January 10, 2025 - 4 minute read


AI Gears

Image created with ChatGPT by Prof. Bill Selak.

Bill Selak, adjunct faculty member in Concordia’s MAEd: Learning, Design & Technology program and Director of Technology at Hillbrook School, a private K-12 institution in San Jose, is an early adopter of technology, which befits his role teaching college students and children of high-level tech employees in Silicon Valley. In Selak’s view, generative Artificial Intelligence (AI) is already changing society and classrooms as much as electricity did more than 100 years ago.

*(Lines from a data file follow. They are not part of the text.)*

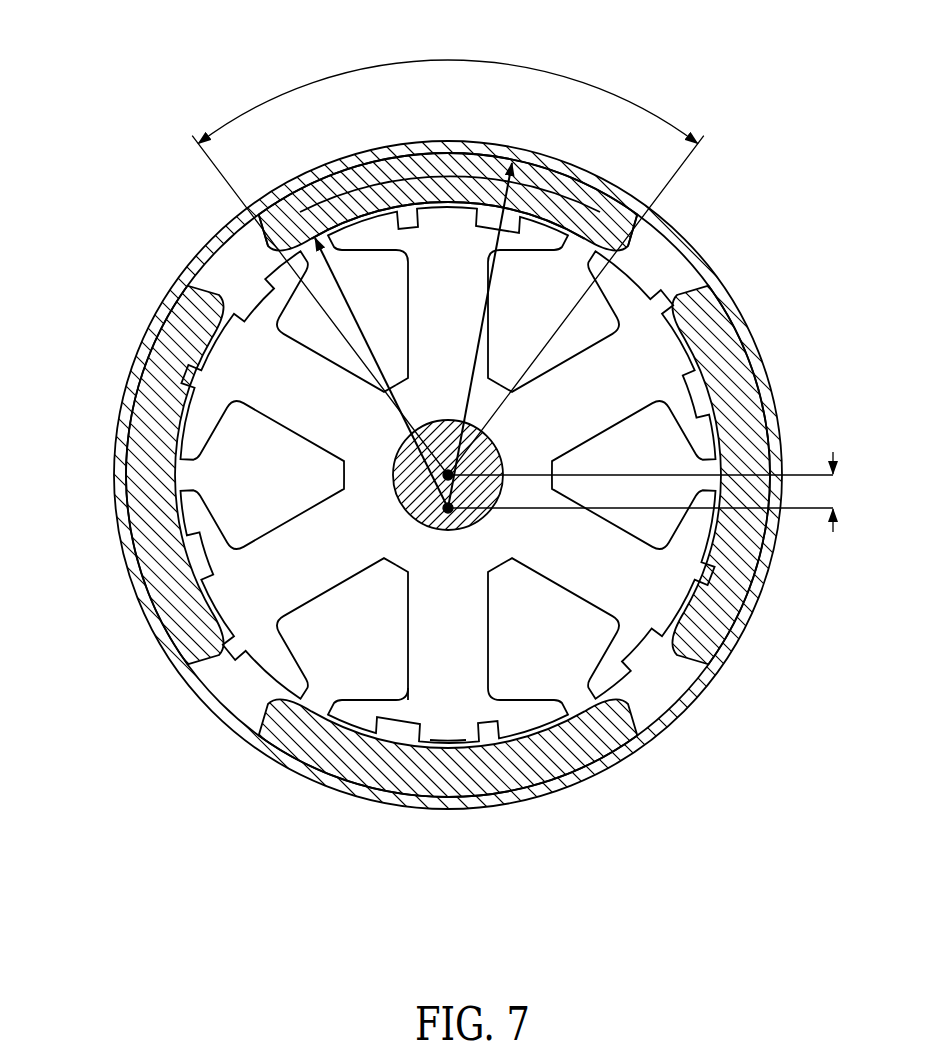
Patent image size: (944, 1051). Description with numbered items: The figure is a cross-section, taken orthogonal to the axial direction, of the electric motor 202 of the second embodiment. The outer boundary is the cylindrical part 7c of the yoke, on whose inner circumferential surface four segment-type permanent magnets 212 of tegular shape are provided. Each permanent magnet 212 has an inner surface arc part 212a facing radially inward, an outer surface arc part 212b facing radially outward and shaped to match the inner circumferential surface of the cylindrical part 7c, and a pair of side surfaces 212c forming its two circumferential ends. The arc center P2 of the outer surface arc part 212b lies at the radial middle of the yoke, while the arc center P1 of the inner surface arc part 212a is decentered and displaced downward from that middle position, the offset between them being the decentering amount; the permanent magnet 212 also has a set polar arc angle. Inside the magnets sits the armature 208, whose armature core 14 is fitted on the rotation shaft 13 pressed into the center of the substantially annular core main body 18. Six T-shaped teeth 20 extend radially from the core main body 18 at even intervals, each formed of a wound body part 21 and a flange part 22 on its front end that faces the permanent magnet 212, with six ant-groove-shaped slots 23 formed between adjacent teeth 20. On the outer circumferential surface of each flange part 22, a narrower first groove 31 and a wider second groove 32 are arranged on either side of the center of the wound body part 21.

The electric motor 202 is at (814, 200).
The permanent magnet 212 is at (566, 168).
The inner surface arc part 212a is at (377, 210).
The outer surface arc part 212b is at (385, 150).
The side surfaces 212c is at (262, 243).
The teeth 20 is at (692, 343).
The wound body part 21 is at (407, 660).
The flange part 22 is at (436, 745).
The slots 23 is at (578, 248).
The first groove 31 is at (196, 374).
The second groove 32 is at (236, 288).
The rotation shaft 13 is at (396, 515).
The arc center of the outer surface arc part P2 is at (452, 472).
The arc center of the inner surface arc part P1 is at (452, 510).
The core main body 18 is at (392, 568).
The cylindrical part 7c is at (177, 657).
The armature core 14 is at (249, 691).
The armature 208 is at (658, 670).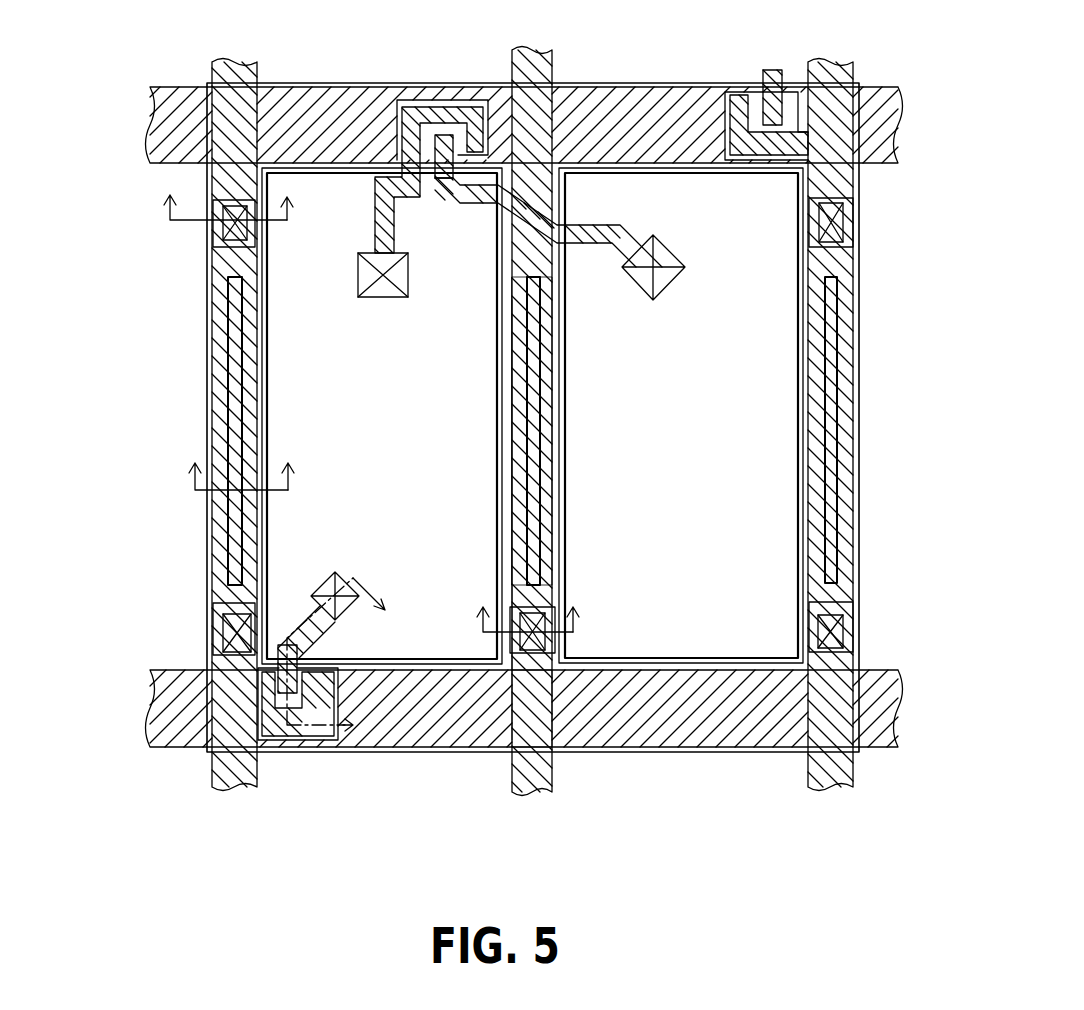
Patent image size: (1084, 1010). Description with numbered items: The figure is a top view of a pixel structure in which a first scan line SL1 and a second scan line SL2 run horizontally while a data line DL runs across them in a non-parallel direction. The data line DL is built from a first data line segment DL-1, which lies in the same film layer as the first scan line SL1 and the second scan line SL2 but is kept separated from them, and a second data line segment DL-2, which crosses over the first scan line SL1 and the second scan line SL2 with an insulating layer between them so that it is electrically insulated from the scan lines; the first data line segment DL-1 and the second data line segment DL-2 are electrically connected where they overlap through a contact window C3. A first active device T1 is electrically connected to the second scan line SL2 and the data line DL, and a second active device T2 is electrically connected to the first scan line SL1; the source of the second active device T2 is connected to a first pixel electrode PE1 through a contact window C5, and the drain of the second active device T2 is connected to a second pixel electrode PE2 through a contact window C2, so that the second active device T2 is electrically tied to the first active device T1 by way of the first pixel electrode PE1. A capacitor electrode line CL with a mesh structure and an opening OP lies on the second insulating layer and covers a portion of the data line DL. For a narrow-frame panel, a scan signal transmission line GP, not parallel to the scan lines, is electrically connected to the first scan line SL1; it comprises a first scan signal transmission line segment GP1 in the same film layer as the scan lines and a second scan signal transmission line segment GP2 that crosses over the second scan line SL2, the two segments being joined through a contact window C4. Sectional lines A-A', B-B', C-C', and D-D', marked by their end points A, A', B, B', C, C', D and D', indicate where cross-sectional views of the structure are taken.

The first scan line SL1 is at (150, 130).
The second scan line SL2 is at (160, 695).
The capacitor electrode line CL is at (365, 83).
The data line DL is at (142, 332).
The first data line segment DL-1 is at (223, 397).
The second data line segment DL-2 is at (218, 187).
The first active device T1 is at (299, 750).
The second active device T2 is at (453, 68).
The contact window C2 is at (663, 243).
The contact window C3 is at (248, 226).
The contact window C4 is at (520, 622).
The contact window C5 is at (408, 277).
The opening OP is at (540, 318).
The scan signal transmission line GP is at (658, 390).
The first scan signal transmission line segment GP1 is at (548, 425).
The second scan signal transmission line segment GP2 is at (543, 678).
The first pixel electrode PE1 is at (415, 668).
The second pixel electrode PE2 is at (742, 665).
The sectional line A-A' A is at (333, 657).
The sectional line A- A' is at (381, 602).
The sectional line B-B' B is at (230, 477).
The sectional line B- B' is at (298, 479).
The sectional line C-C' C is at (217, 202).
The sectional line C- C' is at (296, 201).
The sectional line D-D' D is at (515, 620).
The sectional line D- D' is at (581, 620).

“I agree with those who call this a Promethean moment,” Selak says, referring to the mythical entity who gave fire to humans. “AI is likely going to touch every part of our lives and students’ lives and transform things we know — and things don’t we even realize — in a profound way.”

Selak’s mission is to introduce educators to ways AI can help them communicate with parents, plan complex lessons, and teach students AI-related skills that workplaces now demand.

“I see a new piece of technology and immediately come up with a dozen reasons and ways it should be in a classroom,” Selak says. “I want to inspire and support teachers to use AI, all the while figuring out what on earth it is. There’s massive excitement.”

Selak continually experiments with AI tools, and one of his first efforts was to see if it could help him with a simple, time-consuming task: writing emails to parents. In ChatGPT, he began by feeding it twenty sample emails and prompting it, “This is my writing style. This is my job. These are emails I often get. Would you help me write emails?”

The first responses AI generated “were so, so bad,” he says, laughing. “It was, ‘Hi, I hope this email finds you well.’ I’m like, this is garbage.”

Instead of giving up, he trained the tool to know his voice, and today Selak drafts nearly all his emails in ChatGPT, saving an hour or two per day on that task alone.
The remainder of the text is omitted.